Stadtteile: Wedding, Prenzlauer Berg
Bereich: Sellerstraße (Wedding), Danziger Straße (Prenzlauer Berg)
Datum: 2. März 2021
Bericht Nr.:727

Bauwerke entwerfen, gestalten und konstruieren, das ist die Aufgabe der Architektur. Der aus dem Lateinischen abgeleitete Begriff hat aber noch eine tiefere Bedeutungsschicht, er steht wörtlich übersetzt für 'Baukunst', die Kunst des Bauens. Ein kurzer Blick auf ein Traktat aus der Zeit der römischen Antike zeigt, welche Maximen für die Architektur gelten sollen: Neben der Nützlichkeit und der Stabilität des Bauwerks ist dessen Anmut bzw. Schönheit bedeutsam (Vitruv, "Zehn Bücher über die Baukunst"). Das scheint verloren gegangen zu sein, wenn man heute "Regalarchitektur" mit gleichförmig gerasterten Fronten baut und beim Marketing sich möglichst auch noch unverfroren auf Schinkel beruft. Die "robuste, einfache und anpassungsfähigen Großform" (Heidestraße) ist eine gesichtslose Typisierung, aber wo bleibt die Kunst, die Schönheit, die Anmut?

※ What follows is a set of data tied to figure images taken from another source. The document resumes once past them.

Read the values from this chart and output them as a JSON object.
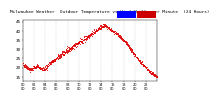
{
  "title": "Milwaukee Weather  Outdoor Temperature vs Wind Chill  per Minute  (24 Hours)",
  "legend_color_outdoor": "#0000ff",
  "legend_color_windchill": "#cc0000",
  "dot_color": "#dd0000",
  "background_color": "#ffffff",
  "grid_color": "#aaaaaa",
  "ylim": [
    13,
    46
  ],
  "yticks": [
    15,
    20,
    25,
    30,
    35,
    40,
    45
  ],
  "ylabel_fontsize": 3.0,
  "xlabel_fontsize": 2.5,
  "title_fontsize": 3.2,
  "num_points": 1440
}
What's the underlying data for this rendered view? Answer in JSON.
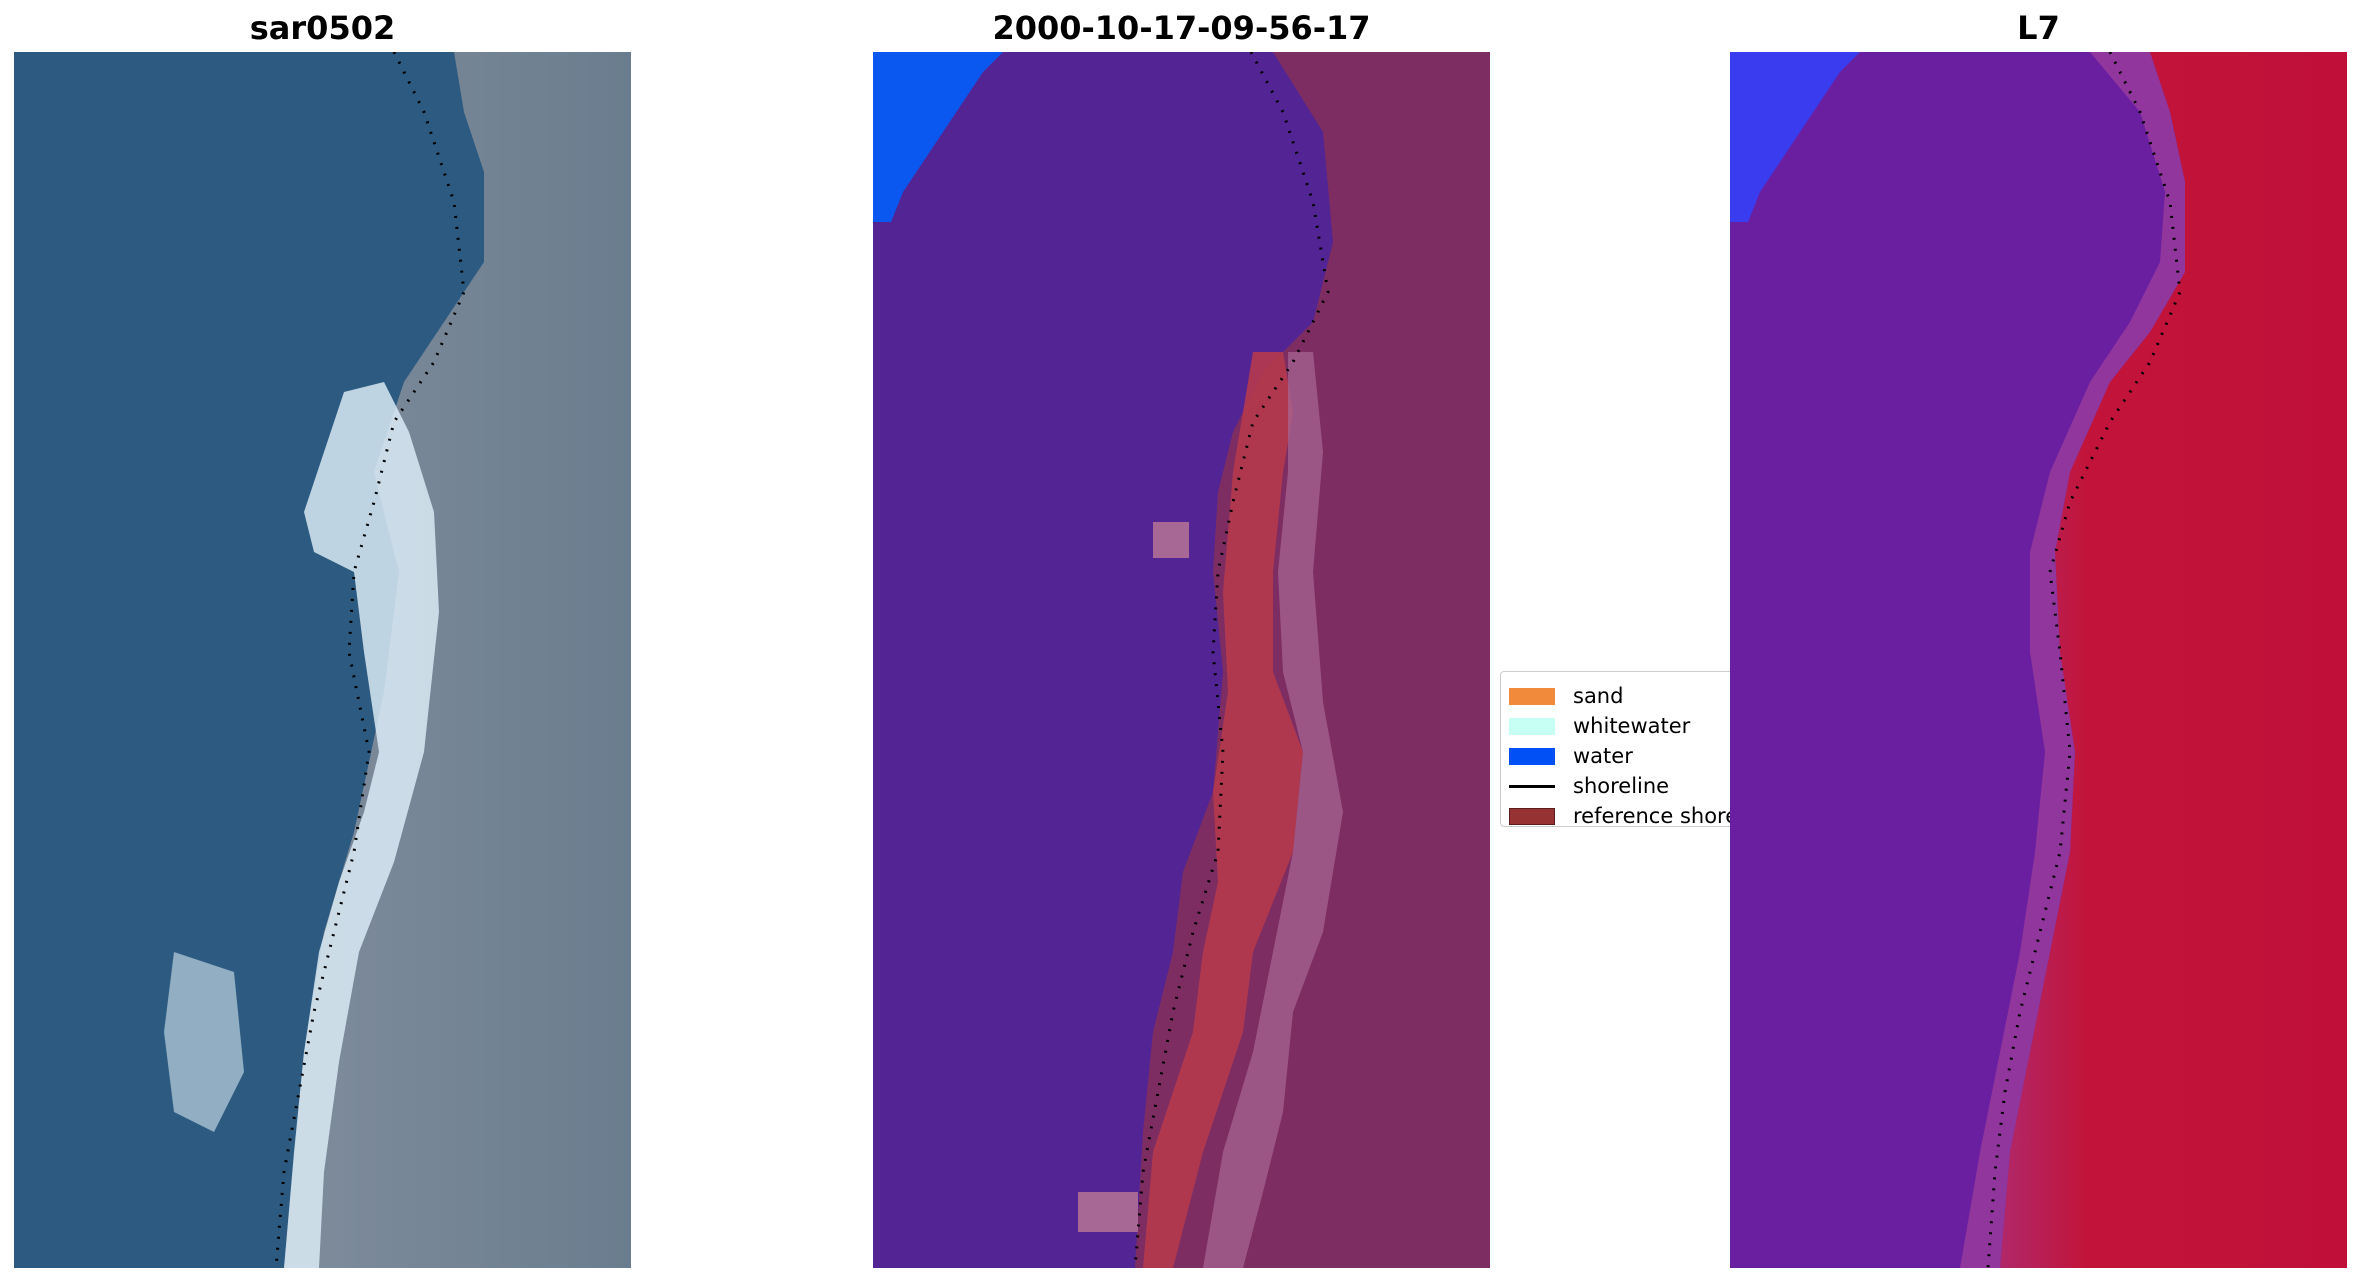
{
  "panels": [
    {
      "title": "sar0502"
    },
    {
      "title": "2000-10-17-09-56-17"
    },
    {
      "title": "L7"
    }
  ],
  "legend": {
    "items": [
      {
        "label": "sand",
        "color": "#f28a3c",
        "kind": "patch"
      },
      {
        "label": "whitewater",
        "color": "#c8fff5",
        "kind": "patch"
      },
      {
        "label": "water",
        "color": "#0050f5",
        "kind": "patch"
      },
      {
        "label": "shoreline",
        "color": "#000000",
        "kind": "line"
      },
      {
        "label": "reference shore",
        "color": "#963232",
        "kind": "patch"
      }
    ]
  },
  "colors": {
    "sea_rgb": "#2c5a80",
    "classified_water_overlay": "#522494",
    "classified_land": "#7e2d62",
    "classified_reference": "#b53a4e",
    "water_blue": "#0a58f0",
    "index_land": "#c2143a",
    "index_water": "#6a1ea0"
  }
}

So sind wir heute auf der Suche nach Neubauten, die intelligent konzipiert sind und mit ihren Fassaden Kontrapunkte bilden, ohne sich anzubiedern. Dabei sind zwei Bauten ins Blickfeld gekommen, deren Konzept ausgezeichnet wurde: Ein Umspannwerk in der Sellerstraße und ein zum Apartmenthaus umgebautes ehemaliges Krankenhaus an der Danziger Straße. Dort in der Danziger Straße werden wir auf einen weiteren ungewöhnlichen Bau aufmerksam, der im Halbkreis angeordnet ist.

Umspannwerk Sellerstraße
In der Sellerstraße sind im Abstand von knapp hundert Jahren zwei Umspannwerke für die Stromversorgung gebaut worden. Sie sind benachbart, wenden sich aber den Rücken zu. Das ist nicht gegnerisch oder feindlich, sondern der Ausrichtung am Stadtgrundriss geschuldet. Hans Heinrich Müller, der Hausarchitekt des Berliner Stromversorgers Bewag, errichtete in den 1920er Jahren elf Umspannwerke in immer neuer äußerer Gestalt. Eine unglaubliche Vielfalt, kein Bau gleicht dem anderen, nur im Innern arbeitete dieselbe Technik: Der in den Kraftwerken erzeugte Strom wurde im Hochspannungsnetz mit 30.000 Volt herangeführt, durch großvolumige Transformatoren umgewandelt in Strom für das Mittelspannungsnetz von 6.000 Volt und zu den Umformern, Gleichrichterwerken, Stützpunkten und Netz-Übergabestationen weiter geleitet. In der Sellerstraße mit Front zum Nordhafen arbeitete sein Umspannwerk Scharnhorst.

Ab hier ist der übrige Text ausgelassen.